I'm on to a completely different topic now. Last night, I finally saw Twilight. After reading the book, I wasn't even sure if I wanted to ruin my mind by seeing the movie. I did. After blanking out Robert Pattinson's horrible face...I still found myself wishing/praying/hoping for my Edward. IMDB has informed me that New Moon is already in production. As it should be, Twilight has been out almost a month and a half and the movie theater was still packed. Strangely, there were a lot more older people there than I expected.

Strangely, my best friend was there too. Didn't say hello. Didn't even mind me. As if we weren't best friends for a million years. I am okay with this, though. I know if it had been Cheryl, she wouldn't have hesitated before saying anything to me. I should have opened my eyes sooner. It wasn't her & I that ruined the trio. At least, I'm half-convinced it wasn't. Because now I believe I have evidence.

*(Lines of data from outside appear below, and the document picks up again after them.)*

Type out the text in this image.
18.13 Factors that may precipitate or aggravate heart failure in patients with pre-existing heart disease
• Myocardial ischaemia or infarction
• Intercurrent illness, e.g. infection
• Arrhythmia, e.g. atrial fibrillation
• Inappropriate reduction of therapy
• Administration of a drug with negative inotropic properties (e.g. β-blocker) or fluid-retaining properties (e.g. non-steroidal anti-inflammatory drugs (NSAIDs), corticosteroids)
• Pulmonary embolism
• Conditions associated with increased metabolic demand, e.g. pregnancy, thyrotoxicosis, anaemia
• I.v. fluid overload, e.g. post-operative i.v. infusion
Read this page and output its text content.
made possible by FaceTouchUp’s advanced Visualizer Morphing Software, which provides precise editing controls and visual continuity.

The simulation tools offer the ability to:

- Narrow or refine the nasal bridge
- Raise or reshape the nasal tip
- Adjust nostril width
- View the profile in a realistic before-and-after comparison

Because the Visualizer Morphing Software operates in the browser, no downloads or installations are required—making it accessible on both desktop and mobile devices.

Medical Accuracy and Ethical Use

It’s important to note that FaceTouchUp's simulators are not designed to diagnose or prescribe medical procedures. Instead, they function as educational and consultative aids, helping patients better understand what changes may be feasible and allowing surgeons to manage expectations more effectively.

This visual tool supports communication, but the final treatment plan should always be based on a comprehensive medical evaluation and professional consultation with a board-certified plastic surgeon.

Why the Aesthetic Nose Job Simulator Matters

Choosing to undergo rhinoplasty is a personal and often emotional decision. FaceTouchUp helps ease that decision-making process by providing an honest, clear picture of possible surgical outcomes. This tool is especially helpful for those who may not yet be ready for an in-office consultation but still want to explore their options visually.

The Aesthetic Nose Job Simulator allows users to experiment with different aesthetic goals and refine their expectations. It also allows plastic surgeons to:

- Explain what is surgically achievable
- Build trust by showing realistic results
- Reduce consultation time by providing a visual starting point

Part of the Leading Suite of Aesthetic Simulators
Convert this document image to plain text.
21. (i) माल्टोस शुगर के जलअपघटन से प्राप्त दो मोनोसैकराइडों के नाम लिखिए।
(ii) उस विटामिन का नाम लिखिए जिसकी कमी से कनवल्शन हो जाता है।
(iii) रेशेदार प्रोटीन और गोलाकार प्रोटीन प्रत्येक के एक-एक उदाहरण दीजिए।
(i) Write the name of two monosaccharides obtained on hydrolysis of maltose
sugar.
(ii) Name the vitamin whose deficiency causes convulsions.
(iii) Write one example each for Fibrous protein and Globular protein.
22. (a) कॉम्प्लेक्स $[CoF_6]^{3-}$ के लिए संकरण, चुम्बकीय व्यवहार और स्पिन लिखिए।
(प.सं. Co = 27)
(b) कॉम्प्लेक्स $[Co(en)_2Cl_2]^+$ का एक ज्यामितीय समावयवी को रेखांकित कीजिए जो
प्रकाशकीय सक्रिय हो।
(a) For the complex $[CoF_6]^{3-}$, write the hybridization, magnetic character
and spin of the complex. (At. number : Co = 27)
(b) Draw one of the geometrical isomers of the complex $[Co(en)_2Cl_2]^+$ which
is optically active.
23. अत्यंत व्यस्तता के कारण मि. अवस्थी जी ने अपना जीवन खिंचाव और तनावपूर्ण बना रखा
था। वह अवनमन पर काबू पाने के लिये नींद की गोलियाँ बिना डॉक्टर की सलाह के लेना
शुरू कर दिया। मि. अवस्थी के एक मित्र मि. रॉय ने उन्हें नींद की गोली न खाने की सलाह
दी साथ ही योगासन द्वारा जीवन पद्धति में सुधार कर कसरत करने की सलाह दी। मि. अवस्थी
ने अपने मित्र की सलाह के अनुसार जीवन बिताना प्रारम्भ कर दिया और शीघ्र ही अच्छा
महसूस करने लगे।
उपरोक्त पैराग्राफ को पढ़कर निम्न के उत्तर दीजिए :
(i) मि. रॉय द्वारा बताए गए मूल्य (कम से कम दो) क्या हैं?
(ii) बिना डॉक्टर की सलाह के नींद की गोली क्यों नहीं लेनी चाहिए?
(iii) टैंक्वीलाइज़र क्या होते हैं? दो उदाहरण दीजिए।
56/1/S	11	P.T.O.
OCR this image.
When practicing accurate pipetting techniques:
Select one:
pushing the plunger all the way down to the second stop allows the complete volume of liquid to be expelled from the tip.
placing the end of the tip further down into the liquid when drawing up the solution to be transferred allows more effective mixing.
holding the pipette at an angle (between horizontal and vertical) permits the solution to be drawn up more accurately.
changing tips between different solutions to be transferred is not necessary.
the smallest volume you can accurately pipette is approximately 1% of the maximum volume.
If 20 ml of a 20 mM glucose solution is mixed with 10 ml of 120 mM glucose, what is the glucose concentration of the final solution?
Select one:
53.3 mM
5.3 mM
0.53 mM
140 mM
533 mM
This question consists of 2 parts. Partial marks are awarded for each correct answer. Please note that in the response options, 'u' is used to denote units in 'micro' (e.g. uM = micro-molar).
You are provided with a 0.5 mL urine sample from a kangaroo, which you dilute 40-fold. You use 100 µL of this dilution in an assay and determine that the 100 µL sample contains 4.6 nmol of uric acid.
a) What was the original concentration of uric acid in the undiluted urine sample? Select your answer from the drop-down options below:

Cliff is harassing me, again. I wish I still had the voicemail he left a few months back. "I'm going to find you, & I'm going to hurt you." But I don't. I do have plenty of facebook messages though. I'm sort of glad he's not calling me. Things hurt harder when I actually hear the person's voice that's hurting me. "I'm going to kill you." I don't like getting on facebook now, though. When I sign-on and see a new Inbox message...I don't want to click it. But I know I have to or it'll eat at me. Wondering what he's said this time. I don't know why it's so hard for people to see how psycho he is. I'm glad he's going in the army. I only have one month until he leaves for basic...then hopefully I'll be free from his words for a while. I only wish it could last forever.

Besides...I'll be in Mexico in 9 days. That's all I'm thinking about.

1 comment:

  1. What part of Mexico are you going to?
    I really can't wait for February, when I go. That week of bliss will be worth all the stupid rushing to the airport, in the airport, from the airport...

    We were friends before Samuel, and we can definitely still be after.
    I guess same sex relationships are just more permanent than opposite sex ones.

    And I felt the exact same way when I saw Twilight. Wasn't sure I wanted to see it, then ended up seeing it anyway.
    And somehow, that ugly face became more and more attractive as the movie went on.